I just grabbed my scale out of my bathroom, went outside and slid it under the housing, so that the center of the shave plate is sitting on the scale. It weighed in at 84 lbs. Not an exact science, but a reference.


----------



## russ01915 (Dec 18, 2013)

I think it is a way to reduce costs. Thinner sheet metal that is being reinforced.


----------



## JLawrence08648 (Jan 15, 2017)

Stability said:


> Having said that, I don't put much stock in Stanley, they have trashed many American brands they've bought in the past, 2 examples are Delta and Porter Cable.


Agree, crappy company, doing away with hand tool guarantees of Proto, Stanley, all others they own, now only for defects, not wear except for Craftsman.

Porter Cable use to be the Rolls Royce of contractor's power tools. No longer.

Delta power tools is owned by Chinese company Chang Type Industry.


----------



## jsup (Nov 19, 2017)

russ01915 said:


> Sept 12 (Reuters) - Power tool maker Stanley Black & Decker Inc said on Wednesday it had agreed to *buy a 20 percent stake *in lawnmower maker MTD Products Inc for $234 million, upping investment in the market in outdoor garden equipment.Sep 12, 2018



Thanks for the clarification.


----------



## shallowwatersailor (Feb 19, 2013)

I think the tubular pieces running from the handlebars to the bucket are a good thing. It was probably done to ward off warranty claims and was an easy re-engineering. Ariens a few years ago had problems with handlebars cracking after a few years on certain models.


----------



## 132619 (Nov 20, 2018)

JLawrence08648 said:


> Agree, crappy company, doing away with hand tool guarantees , now only for defects, not wear.
> 
> Delta and Porter Cable use to be the Rolls Royce of contractor's power tools. No longer.

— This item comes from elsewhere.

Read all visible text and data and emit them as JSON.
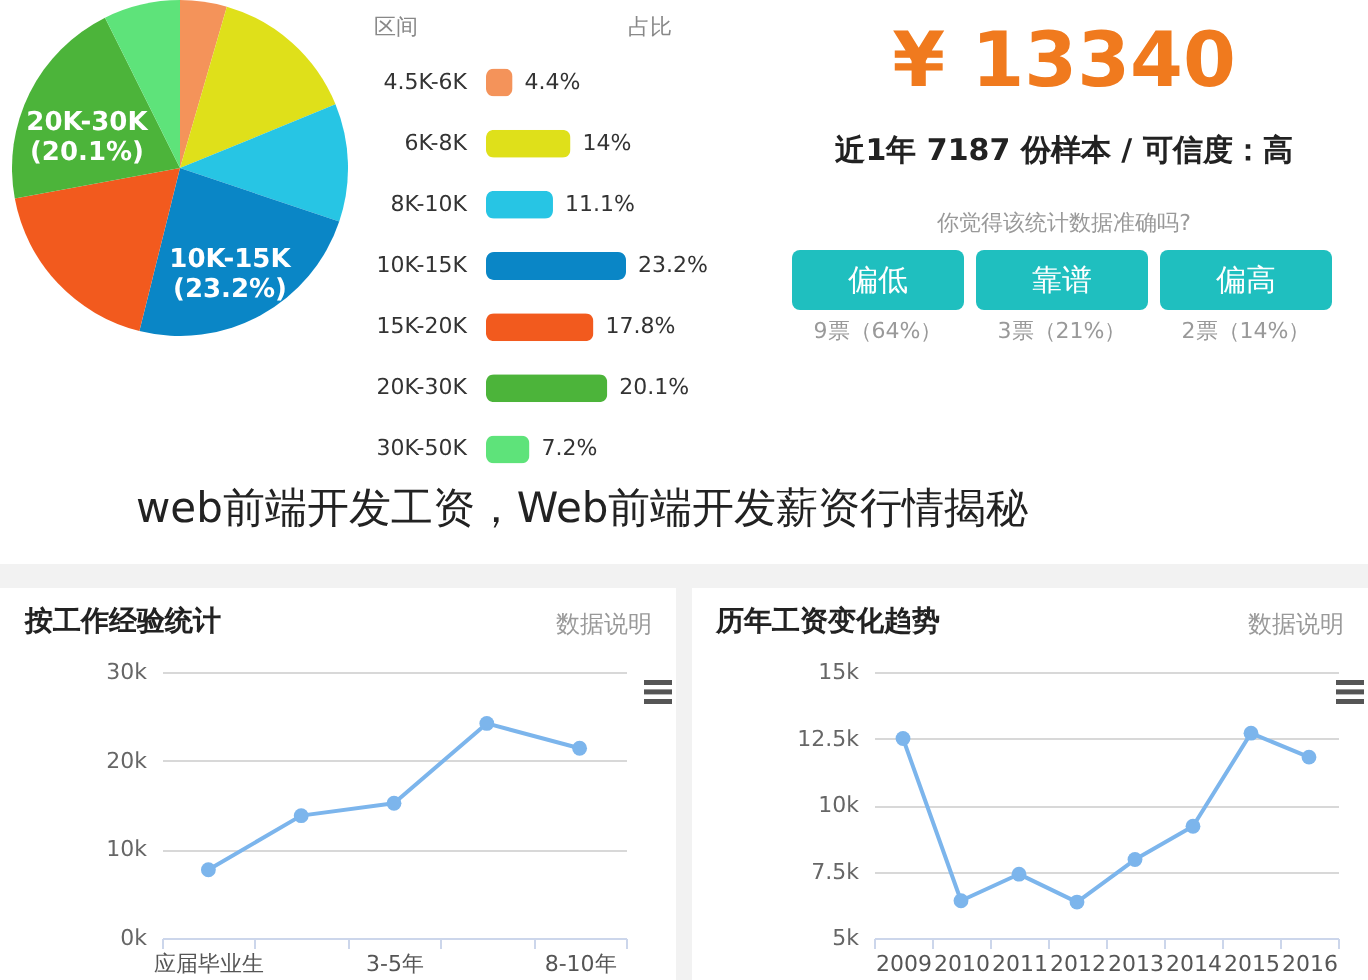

opened my eyes up big time 

https://toolguyd.com/tool-brands-corporate-affiliations/


----------



## Stability (Nov 18, 2014)

russ01915 said:


> I think it is a way to reduce costs. Thinner sheet metal that is being reinforced.


Respectfully, perhaps your right. Maybe? Personally I don't think 3/32" - 13 ga steel is thin or cheap (especially when stamped rolled and welded). I can say that the housing does not flex at all when I tip it up. 

Additionally, I attempted to be as thorough and transparent as I could, meticulously measuring and gauging the whole unit and including that in my original post.

I don't know which Ariens models you own (nice line up though), perhaps if you had a moment you could measure up some of the steel as a comparison, I'd certainly be interested to see what your findings are.

I can say with out a doubt that the steel on the Ariens 30" deluxe model (I was looking at) were any thicker. 

By the way I too own a toro 721 R-C single stage. Excellent little machines.


----------



## Stability (Nov 18, 2014)

33 woodie said:


> opened my eyes up big time
> 
> https://toolguyd.com/tool-brands-corporate-affiliations/


I like Stewart from Toolguyd, as a woodworker I've been following his articles, very informative.

Bostitch, I forgot about them, been so long since I bought or used one that I forgot they existed. Why? Because after Stanley bought them they turned into complete garbage! It's a crying shame! If there was one positive outcome from that transition, it was the fact that part of those original American workers from Bostitch bought part of the tech and renamed their pneumatic tools as Maxtools usa. I still own a pneumatic SuperMax coil framing nailer, beautiful piece of equipment.


----------



## Stability (Nov 18, 2014)

shallowwatersailor said:


> I think the tubular pieces running from the handlebars to the bucket are a good thing. It was probably done to ward off warranty claims and was an easy re-engineering. Ariens a few years ago had problems with handlebars cracking after a few years on certain models.


What your stating sounds reasonable to me. I find it to be a benefit either way. I can feel how it ties the whole unit together.


----------



## SimplicitySolid22 (Nov 18, 2018)

I think the supports are because it is a 34" bucket/auger housing. Makes sense!

I like that Toro does that as well.


----------



## jsup (Nov 19, 2017)

Toro does it on smaller buckets too. Just had one here that had them, it was 26". I know because I just looked at my phone's pictures, because I take pictures of the part number sticker, and the model was 38622.


----------